Interview with the Heidelberg Institute for International Conflict Research

IPB Executive Director Reiner Braun sat down for an interview with members of the Heidelberg Institute for International Conflict Research to discuss about their work and main observations of the Conflict Barometer 2020.

Can you please present the Heidelberg Institute for International Conflict Research, its history, the structure, and the main research?

The Heidelberg Institute for International Conflict Research (HIIK) is an independent association dedicated to the monitoring of political conflicts worldwide. Founded as a research project in 1991 by Prof. Dr. Frank Pfetsch, today we consist of more than 200 researchers who observe such conflicts according to our methodology. Our researchers are organized in sub-regional groups, led by Regional Group Leaders (RGL) who themselves are organized in regional groups (for example the Americas or Sub-Saharan Africa). The association itself is headed by the Board of Directors. Our members are mostly students from a variety of academic disciplines. All our work, from researchers to the Board of Directors, is completely volunteer-based.

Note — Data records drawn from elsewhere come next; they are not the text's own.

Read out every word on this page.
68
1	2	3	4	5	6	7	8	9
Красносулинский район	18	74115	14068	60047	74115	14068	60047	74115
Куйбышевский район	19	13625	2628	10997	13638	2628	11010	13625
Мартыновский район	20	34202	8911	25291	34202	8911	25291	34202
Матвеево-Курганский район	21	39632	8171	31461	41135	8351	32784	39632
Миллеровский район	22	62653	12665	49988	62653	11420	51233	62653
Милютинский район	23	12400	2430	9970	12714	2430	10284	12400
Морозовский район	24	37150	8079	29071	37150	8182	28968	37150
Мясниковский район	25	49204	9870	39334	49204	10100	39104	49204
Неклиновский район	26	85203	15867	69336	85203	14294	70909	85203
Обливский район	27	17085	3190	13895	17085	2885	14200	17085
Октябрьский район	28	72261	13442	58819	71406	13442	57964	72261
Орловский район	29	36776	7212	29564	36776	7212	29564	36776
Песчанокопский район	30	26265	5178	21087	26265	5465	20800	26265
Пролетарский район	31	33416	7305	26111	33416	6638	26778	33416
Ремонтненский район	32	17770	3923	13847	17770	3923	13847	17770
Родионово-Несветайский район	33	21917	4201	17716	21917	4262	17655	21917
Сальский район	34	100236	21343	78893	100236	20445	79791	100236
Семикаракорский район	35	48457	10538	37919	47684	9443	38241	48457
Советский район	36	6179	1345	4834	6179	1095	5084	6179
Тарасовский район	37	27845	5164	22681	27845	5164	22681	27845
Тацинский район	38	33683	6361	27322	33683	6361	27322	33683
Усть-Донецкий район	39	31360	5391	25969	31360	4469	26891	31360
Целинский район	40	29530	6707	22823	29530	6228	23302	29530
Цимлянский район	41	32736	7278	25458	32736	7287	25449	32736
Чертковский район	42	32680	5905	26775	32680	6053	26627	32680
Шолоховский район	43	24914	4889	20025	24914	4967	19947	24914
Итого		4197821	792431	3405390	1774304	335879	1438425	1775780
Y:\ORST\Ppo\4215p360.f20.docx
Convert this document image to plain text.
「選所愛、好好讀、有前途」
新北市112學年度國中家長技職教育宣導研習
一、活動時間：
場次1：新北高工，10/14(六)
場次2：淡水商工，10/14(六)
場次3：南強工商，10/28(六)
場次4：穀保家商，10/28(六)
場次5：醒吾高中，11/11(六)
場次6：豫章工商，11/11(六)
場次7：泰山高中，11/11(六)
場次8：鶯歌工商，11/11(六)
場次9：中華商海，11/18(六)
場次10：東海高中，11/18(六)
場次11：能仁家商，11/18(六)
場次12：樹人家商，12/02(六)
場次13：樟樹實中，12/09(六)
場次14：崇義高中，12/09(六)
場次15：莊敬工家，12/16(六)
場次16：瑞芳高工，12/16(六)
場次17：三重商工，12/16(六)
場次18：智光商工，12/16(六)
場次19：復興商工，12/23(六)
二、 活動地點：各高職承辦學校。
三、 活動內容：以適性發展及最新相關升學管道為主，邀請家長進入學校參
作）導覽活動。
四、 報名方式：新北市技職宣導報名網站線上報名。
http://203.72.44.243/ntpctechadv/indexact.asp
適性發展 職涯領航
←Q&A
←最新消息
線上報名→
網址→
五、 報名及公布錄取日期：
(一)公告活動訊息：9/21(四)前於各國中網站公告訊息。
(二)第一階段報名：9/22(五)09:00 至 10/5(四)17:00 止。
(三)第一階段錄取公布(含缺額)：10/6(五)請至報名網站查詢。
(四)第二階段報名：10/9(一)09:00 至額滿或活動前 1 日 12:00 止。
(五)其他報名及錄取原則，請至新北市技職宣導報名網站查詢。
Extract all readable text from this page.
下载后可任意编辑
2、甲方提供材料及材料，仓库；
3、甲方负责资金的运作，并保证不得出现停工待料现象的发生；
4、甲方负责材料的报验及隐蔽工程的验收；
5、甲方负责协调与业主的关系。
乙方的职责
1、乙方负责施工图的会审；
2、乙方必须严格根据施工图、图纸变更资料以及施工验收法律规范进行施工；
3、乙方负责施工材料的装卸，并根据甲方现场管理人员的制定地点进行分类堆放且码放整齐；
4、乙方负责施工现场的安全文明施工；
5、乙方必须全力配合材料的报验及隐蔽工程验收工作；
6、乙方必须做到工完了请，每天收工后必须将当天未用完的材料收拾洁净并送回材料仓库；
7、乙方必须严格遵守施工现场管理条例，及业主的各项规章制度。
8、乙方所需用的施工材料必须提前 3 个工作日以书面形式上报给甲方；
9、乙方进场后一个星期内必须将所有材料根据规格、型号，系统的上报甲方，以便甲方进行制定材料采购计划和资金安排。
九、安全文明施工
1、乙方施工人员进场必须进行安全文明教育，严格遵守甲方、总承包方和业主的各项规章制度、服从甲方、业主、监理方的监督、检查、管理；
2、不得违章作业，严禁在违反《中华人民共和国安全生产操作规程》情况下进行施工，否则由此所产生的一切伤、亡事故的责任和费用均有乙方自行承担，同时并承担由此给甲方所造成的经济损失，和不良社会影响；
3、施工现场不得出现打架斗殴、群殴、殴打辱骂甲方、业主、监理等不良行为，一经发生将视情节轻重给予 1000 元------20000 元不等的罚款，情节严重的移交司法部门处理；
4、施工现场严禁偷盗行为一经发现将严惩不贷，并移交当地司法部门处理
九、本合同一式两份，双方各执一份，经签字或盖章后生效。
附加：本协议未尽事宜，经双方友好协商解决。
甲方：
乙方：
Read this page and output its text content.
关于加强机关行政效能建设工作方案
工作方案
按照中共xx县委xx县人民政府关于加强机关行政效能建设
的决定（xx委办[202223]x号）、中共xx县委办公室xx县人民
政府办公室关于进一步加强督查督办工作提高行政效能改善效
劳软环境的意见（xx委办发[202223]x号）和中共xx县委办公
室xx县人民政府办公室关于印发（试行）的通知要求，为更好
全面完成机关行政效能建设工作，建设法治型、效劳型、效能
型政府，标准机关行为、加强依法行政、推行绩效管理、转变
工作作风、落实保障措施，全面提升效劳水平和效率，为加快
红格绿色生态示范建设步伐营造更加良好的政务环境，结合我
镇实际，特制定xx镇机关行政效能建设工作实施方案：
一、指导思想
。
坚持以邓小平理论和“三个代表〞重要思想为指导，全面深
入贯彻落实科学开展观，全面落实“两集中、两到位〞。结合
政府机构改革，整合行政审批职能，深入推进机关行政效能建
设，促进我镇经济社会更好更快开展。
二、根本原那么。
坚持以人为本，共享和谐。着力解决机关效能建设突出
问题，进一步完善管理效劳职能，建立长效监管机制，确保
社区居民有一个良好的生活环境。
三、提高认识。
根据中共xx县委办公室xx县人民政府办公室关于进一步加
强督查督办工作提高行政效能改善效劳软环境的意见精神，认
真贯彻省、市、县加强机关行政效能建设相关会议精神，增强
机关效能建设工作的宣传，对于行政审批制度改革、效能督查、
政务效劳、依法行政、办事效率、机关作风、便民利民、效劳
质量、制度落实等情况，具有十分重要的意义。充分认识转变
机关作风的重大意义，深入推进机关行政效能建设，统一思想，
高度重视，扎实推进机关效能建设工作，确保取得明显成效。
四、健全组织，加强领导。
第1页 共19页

According to our methodology, a political conflict is a positional difference between at least two assertive and directly involved actors (for example governments, militias, or oppositional groups) regarding values relevant to a society (the conflict items like resources or subnational predominance) which is carried out using observable and interrelated conflict measures (actions taken by conflict actors) that lie outside established regulatory procedures and threaten core state functions, the international order, or hold the prospect of doing so.

We distinguish between five intensity levels of a conflict: disputes, non-violent crises, violent crises, limited wars, and wars. To determine the intensity of a conflict, we use both qualitative and quantitative indicators. These criteria comprise two dimensions: the means used to carry out violent conflict measures and the consequences of the use of force. The means dimension comprises the indicators use of weapons and personnel, while the consequences dimension includes the indicators fatalities, destruction, and refugees.

Our flagship publication is the Conflict Barometer (CoBa), an annual report in which we document our findings. For this, we gather sources, create conflict timelines, and write a descriptive conflict text for most of the conflicts we observe. Our texts go through several internal and external proofreading phases before they are published. Enclosed to the CoBa, we furthermore publish a data set that entails our data from the past years to make it comparative. Both the CoBa and the data set are freely available to the public and can be downloaded from our website.

What are the main observations of the Conflict Barometer 2020?

In 2020, HIIK observed 359 conflicts around the world, of which 220 were fought violently and 139 without violence. In comparison to 2019, the number of recorded wars increased significantly – from 15 to 21. This was the highest recorded number since 2014. Among others, the secessionist conflict over South Yemen, the confrontations over the Nagorno-Karabakh region as well as conflicts between Islamist groups and governments in the Democratic Republic of the Congo (DRC) and Mozambique escalated. Besides intra-state wars in South Sudan and Ethiopia, the conflict over the Tigray region added to the number of wars.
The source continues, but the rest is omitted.